Peruvian Altiplano, height 4150 m. Time – 6.30 am. Leaning on the openwork railing and wrapped in a young alpaca wool shawl, you are standing with a cup of coffee on the observation platform of the most beautiful train in the world.

Around – the expanse of scorched plateau, sun-drenched hills and the expanse of the lake with tiny brown islands. The Belmond Andean Explorer, South America’s first luxury overnight train, will arrive at its terminus today. It’s probably too early to sum up, but the idea that this 3-day trip was the best in your life does not let you go.

Authentic luxury

In 2016, the train, formerly known as the “Great South Pacific Express”, was transported from Australia to Peru and completely renovated: the cabin configuration was changed, the capacity was almost halved, and the design was updated.

“Colors and textures in the design are inspired by Peruvian nature and culture – soft alpaca beige, gray traditional roofs, woven patterns and local crafts. I wanted to connect the interior with the surrounding area so that nothing would disturb the integrity of the journey,” says Inge Moore, train designer from the London-based design firm MUZA Lab.

The same goal – to create a holistic authentic experience – was pursued by renowned Peruvian chef Diego Muñez when he designed the menu on board the train. Traditional dishes of the Peruvian Andes in the author’s interpretation of Diego, prepared with fresh ingredients from local farmers, will not leave indifferent even the most demanding.

Tortellini with alpaca meat, tender duck breast with beetroot sauce, locuma ice cream (Peruvian fruit with a nutty flavor), poured with hot chocolate – your inner gourmet will definitely rejoice.

And the famous Peruvian pisco sour or the classic mojito prepared in the bar on board is sure to be the best you’ve ever tasted.

5* hotel on railway tracks

The blue-and-white handsome Belmond is nothing less than a real 5* hotel on railroad tracks.

On board are two restaurants, two bars, a chic observation deck in the tail and 24 cabins with a total capacity of 48 people. And it does not matter – 48 passengers on board or just 10 – there are always 50 crew members at the service of guests – this ratio is found only on the most prestigious cruise ships.
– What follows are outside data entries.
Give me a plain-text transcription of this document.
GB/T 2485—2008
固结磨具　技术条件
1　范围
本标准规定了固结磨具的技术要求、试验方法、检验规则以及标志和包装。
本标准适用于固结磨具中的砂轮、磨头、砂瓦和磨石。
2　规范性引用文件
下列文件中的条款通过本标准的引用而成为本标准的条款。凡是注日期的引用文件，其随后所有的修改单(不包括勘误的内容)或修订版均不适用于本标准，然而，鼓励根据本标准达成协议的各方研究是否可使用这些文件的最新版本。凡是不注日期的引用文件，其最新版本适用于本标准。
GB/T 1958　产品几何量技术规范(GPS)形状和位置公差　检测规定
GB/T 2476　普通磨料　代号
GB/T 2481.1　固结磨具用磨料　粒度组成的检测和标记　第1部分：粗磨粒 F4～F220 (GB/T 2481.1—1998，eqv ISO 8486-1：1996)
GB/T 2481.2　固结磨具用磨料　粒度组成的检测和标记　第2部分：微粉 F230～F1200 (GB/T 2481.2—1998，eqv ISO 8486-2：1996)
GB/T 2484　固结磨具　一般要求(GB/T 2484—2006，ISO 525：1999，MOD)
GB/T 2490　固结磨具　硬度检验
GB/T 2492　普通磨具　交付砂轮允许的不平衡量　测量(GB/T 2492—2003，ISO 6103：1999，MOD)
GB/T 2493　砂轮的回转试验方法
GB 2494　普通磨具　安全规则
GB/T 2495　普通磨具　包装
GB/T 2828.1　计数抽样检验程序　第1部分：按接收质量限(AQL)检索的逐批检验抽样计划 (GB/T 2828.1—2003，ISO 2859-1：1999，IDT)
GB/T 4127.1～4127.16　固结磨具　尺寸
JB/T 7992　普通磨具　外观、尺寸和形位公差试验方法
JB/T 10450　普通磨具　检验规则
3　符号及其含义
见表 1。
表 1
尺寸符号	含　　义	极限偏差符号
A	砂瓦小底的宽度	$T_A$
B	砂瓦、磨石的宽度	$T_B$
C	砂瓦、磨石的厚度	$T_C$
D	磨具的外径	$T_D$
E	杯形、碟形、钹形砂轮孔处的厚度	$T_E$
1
Each train cabin – from the simplest bunk bed with an area of ​​​​5.5 square meters. m to deluxe double bed from 13 sq.m. is a miniature hotel room with an exquisite design, a luxurious bathroom with a sink and shower, full beds, a wardrobe, a table, a lamp and even oxygen tanks in case of mountain sickness.

The “rooms” here are cleaned daily, towels and toiletries are changed, and the bed is beautifully spread out while you dine. And so that you don’t worry about anything at all – all dishes in the restaurant, all drinks in the bar, all excursions on the shore, all entrance fees – absolutely everything is included in the price.

It’s all about the details

You have arrived at the train station in Cusco. Smiling crew members greet you as the dearest guest, helpfully pick up your suitcase, offer you a refreshing cocktail and see you off to watch the performance of the dance ensemble.

So you come on board and a man in a suit, smiling sincerely, hands you a glass of good sparkling wine. You look around and notice how cohesive and beautiful everything around looks – from the textiles on the pillows and window framing to the perfectly ironed jacket of the bartender behind the bar. And when the train moves off, beautiful music turns on and the crew members remaining on the platform wave to you, you finally come to the conclusion that it’s all about the details.

Every small nice little thing – whether it’s welcome desserts on the table in your cabin, or blankets and hot coffee on a cold morning on Lake Titicaca, or a luxurious leather travel bag as a gift from Belmond – will be an additional plus to the indisputable five with a plus.

Immersion in Peru

If you think you can get bored while drinking a pisco sour on the observation deck, you are very wrong: you will do anything but not get bored.

For example, explore the archaeological complex of the ancient Incas in Rakchi; meet the sunset with a view of the snow-capped mountains at the La Raya pass; sail across Lake Titicaca on a traditional straw boat; walk around the floating man-made islands with its inhabitants from the Uro people; meet the natives of Takili Island; participate in the ritual of worshiping coca leaves; find the llama among the rock paintings in the primeval cave.

And even on board while on the move, you will never be bored. You are more likely to lose track of time watching the ever-changing landscapes outside your window, looking out for vicunas and guanacos running past and admiring the colorful images of Peruvian villages.

The Belmond Andean Explorer is the epitome of a “dream trip”, elegant, thoughtful and tasteful. And leaving a very pleasant aftertaste.